組換えペプチドはまた、その大きさ、正味表面電荷、疎水性、およびリガンドに対する親和性に基づいて他のペプチドから分離することができる。加えて、ペプチドに対して惹起した抗体をカラムマトリックスに複合し、ペプチドを免疫精製することができる。これらの方法はすべて当分野において周知である。クロマトグラフィー手法は、多くの異なる製造者（たとえばＰｈａｒｍａｃｉａＢｉｏｔｅｃｈ）からの装置を使用していかなる規模でも実施できることは当業者に明白である。
再生およびリフォールディング

不溶性ペプチドは、二次および三次ペプチド構造立体配座を形成するために再生またはリフォールディングされ得る。ペプチドのリフォールディング工程は、必要に応じて、組換え産物の立体配置を完成させるときに使用できる。リフォールディングおよび再生は、ペプチドの解離／会合を促進する当分野で公知の作用物質を用いて達成できる。たとえばペプチドは、ジチオトレイトールと共にインキュベートし、次に酸化グルタチオン二ナトリウム塩と共にインキュベートして、その後尿素などのリフォールディング剤を含む緩衝液と共にインキュベートすることができる。
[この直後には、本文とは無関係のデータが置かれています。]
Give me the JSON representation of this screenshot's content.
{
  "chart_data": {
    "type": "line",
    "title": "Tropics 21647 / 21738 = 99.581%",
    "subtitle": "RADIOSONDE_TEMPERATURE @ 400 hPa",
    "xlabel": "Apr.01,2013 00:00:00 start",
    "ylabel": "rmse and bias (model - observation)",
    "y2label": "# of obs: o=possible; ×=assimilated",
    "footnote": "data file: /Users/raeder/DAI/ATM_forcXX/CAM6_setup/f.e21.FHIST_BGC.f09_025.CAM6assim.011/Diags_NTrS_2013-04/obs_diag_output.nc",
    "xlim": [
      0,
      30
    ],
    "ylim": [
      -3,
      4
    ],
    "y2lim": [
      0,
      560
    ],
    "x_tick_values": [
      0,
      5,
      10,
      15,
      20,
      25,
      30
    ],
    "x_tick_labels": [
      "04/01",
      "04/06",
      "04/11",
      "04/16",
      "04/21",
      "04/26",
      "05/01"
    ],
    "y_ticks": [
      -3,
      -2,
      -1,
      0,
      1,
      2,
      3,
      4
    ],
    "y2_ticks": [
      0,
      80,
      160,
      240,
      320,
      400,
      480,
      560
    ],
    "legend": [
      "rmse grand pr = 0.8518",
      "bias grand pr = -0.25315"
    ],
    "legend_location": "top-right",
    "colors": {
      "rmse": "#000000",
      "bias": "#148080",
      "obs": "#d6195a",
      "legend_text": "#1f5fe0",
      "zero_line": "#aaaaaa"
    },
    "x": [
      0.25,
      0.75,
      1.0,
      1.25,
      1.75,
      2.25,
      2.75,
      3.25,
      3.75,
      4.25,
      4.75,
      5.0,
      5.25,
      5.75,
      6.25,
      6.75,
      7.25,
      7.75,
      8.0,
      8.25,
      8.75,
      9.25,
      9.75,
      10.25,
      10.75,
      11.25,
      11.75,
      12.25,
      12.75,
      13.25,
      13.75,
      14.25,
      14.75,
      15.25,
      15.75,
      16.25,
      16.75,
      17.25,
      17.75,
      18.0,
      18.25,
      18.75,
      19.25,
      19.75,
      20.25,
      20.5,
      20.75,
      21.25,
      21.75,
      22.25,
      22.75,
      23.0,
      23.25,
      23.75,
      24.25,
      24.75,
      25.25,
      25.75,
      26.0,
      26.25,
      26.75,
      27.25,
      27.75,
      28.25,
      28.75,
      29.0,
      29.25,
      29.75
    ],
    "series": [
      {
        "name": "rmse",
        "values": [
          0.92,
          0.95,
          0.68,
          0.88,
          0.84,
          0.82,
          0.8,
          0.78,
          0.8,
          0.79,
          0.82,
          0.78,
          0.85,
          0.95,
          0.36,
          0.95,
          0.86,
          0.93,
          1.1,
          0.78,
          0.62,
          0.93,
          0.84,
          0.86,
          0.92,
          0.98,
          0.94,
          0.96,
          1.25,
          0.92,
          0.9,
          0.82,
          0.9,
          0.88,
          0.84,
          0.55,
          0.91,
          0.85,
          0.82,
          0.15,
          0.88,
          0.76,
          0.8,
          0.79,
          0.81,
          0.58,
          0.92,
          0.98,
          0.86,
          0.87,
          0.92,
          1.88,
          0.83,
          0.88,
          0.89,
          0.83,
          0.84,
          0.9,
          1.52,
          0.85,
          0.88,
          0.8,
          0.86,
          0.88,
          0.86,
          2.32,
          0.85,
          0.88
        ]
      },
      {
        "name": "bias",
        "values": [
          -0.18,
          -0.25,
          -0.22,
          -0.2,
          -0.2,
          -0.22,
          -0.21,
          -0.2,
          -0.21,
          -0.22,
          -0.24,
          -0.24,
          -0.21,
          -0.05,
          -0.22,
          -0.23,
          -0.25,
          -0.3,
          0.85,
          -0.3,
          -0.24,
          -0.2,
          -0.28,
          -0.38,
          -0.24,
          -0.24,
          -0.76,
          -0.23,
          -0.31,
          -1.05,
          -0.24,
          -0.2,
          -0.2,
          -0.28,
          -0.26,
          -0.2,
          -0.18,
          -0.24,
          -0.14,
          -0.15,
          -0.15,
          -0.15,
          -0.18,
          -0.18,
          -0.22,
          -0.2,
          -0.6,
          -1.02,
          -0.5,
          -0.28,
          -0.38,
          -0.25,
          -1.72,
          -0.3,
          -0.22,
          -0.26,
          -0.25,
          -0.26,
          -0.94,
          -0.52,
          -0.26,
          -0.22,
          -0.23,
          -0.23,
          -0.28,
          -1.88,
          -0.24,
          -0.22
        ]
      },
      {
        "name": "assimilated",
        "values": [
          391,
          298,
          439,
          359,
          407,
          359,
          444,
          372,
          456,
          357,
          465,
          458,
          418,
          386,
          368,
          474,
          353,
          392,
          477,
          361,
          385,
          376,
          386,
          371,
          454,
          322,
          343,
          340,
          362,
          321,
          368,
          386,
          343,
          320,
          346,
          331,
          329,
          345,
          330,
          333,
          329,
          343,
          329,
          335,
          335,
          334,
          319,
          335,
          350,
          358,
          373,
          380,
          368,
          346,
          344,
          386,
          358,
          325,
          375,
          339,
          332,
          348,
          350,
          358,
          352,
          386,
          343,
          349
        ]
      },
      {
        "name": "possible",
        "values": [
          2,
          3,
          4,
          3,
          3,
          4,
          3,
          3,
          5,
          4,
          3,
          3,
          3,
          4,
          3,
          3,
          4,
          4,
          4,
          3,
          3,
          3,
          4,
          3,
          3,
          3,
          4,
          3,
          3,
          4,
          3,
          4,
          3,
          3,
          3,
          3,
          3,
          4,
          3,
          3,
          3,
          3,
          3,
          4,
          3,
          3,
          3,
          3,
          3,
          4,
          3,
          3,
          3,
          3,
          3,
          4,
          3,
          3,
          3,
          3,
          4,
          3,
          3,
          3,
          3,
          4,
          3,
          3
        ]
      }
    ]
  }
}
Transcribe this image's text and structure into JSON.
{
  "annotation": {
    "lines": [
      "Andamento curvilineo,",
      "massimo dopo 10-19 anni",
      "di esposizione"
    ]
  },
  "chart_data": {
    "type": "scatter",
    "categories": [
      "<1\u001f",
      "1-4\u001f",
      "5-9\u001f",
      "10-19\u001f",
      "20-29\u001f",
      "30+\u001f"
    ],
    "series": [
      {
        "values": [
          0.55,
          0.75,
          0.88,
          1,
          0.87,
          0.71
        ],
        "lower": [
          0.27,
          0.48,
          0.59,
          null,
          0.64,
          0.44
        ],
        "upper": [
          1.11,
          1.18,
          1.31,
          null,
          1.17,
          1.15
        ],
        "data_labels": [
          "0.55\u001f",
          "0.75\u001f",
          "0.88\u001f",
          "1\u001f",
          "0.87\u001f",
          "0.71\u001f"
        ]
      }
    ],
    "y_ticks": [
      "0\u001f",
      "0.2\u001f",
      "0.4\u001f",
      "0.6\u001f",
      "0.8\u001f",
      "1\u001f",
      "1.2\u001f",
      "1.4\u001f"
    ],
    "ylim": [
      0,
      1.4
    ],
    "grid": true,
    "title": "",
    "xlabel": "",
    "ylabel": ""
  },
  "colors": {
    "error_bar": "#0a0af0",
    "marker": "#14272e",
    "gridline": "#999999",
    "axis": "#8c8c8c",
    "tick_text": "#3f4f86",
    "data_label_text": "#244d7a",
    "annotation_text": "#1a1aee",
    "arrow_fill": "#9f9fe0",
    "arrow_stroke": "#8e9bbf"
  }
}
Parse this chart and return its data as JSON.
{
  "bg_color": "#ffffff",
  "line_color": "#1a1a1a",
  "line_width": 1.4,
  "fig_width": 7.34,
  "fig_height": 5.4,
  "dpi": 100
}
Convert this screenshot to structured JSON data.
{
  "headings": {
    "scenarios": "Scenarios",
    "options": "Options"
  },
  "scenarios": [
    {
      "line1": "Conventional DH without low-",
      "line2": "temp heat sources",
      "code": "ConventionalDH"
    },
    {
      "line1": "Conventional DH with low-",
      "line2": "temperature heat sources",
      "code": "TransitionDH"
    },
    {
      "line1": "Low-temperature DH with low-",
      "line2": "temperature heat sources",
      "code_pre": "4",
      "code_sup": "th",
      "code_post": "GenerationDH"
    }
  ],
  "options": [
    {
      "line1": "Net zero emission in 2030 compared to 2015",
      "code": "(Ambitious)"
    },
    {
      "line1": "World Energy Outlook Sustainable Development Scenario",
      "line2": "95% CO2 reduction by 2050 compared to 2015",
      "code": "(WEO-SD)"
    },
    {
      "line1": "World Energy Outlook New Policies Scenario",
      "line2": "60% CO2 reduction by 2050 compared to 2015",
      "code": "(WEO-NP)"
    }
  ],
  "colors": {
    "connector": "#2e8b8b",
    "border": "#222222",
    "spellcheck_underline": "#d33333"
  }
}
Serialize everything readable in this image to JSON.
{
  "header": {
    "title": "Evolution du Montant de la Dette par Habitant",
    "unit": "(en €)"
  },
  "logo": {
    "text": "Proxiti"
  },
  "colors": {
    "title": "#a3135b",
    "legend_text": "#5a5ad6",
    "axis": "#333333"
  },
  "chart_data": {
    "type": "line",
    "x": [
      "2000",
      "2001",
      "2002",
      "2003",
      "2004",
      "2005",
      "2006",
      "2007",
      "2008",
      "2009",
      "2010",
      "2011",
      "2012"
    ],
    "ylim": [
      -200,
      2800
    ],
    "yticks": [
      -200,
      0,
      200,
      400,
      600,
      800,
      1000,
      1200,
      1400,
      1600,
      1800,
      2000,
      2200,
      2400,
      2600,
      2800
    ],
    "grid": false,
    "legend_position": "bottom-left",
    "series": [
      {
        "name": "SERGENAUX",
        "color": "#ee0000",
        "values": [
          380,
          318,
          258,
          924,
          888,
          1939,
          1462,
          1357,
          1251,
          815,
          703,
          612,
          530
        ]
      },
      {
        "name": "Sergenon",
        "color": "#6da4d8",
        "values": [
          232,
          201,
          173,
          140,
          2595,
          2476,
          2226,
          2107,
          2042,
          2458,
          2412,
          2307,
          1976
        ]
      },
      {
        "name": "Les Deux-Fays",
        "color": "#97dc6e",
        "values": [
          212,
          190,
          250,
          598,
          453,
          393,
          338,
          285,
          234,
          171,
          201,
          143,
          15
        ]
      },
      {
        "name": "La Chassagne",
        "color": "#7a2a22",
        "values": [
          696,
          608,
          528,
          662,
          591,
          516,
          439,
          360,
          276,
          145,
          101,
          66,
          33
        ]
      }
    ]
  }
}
組換えペプチドはまた、たとえばリン酸緩衝食塩水（ＰＢＳ）または５０ｍＭ酢酸ナトリウム、ｐＨ６緩衝液プラス２００ｍＭＮａＣｌに対して透析することによって再生できる。あるいはペプチドは、プロテアーゼ阻害剤を含む、５００ｍＭＮａＣｌ、２０％グリセロール、２０ｍＭトリス／ＨＣｌｐＨ７．４中の直線６Ｍ〜１Ｍ尿素勾配を使用することにより、Ｎｉ−ＮＴＡカラムなどのカラムに固定化されてリフォールディングすることができる。再生は、１．５時間またはそれ以上の期間にわたって実施できる。再生後、２５０ｍＭイミダゾールの添加によってペプチドを溶出できる。イミダゾールは、ＰＢＳまたは５０ｍＭ酢酸ナトリウム、ｐＨ６緩衝液プラス２００ｍＭＮａＣｌに対する最終透析工程によって除去できる。精製ペプチドは、４℃でまたは−８０℃に凍結して保存することができる。

他の方法は、たとえばMH Lee et al., Peptide Expr. Purif, 25(1): p. 166-73 (2002), W.K. Cho et al., J. Biotechnology, 77(2-3): p. 169-78 (2000), Ausubel, et al. (1987 and periodic supplements), Deutscher (1990) 「Guide to Peptide Purification,」 Methods in Enzymology vol. 182, and other volumes in this series, Coligan, et al. (1996 and periodic Supplements) Current Protocols in Peptide Science Wiley/Greene, NY, S. Roe, Peptide Purification Techniques: A Practical Approach (Practical Approach Series), Oxford Press (2001); D. Bollag, et al., Peptide Methods, Wiley-Lisa, Inc. (1996)において述べられているものを含む。
Ｖ．組換えポリペプチド

本発明は、細菌宿主細胞発現系における対象組換えペプチドの生産を提供する。本発明において使用できる組換えポリペプチドの例は、原核および真核生物に由来するポリペプチドを含む。そのような生物は、原生生物、真菌、植物および動物界からの生物を含む、古細菌、細菌、真核生物ドメインからの生物を含む。

本発明において利用できるペプチドの種類は、上述したタンパク質およびペプチドに加えて、生細胞の数千もの化学反応を触媒する役割を担う酵素；重要な種類の構造または支持ペプチドである、ケラチン、エラスチンおよびコラーゲン；ヘモグロビンおよび他のガス輸送ペプチド；オボアルブミン、カゼインおよび他の栄養分子；免疫系の分子である抗体；代謝を調節するペプチドホルモン；および機械的作業を実行するペプチド、たとえば収縮性筋ペプチドであるアクチンおよびミオシンなどの非限定的な例を含む。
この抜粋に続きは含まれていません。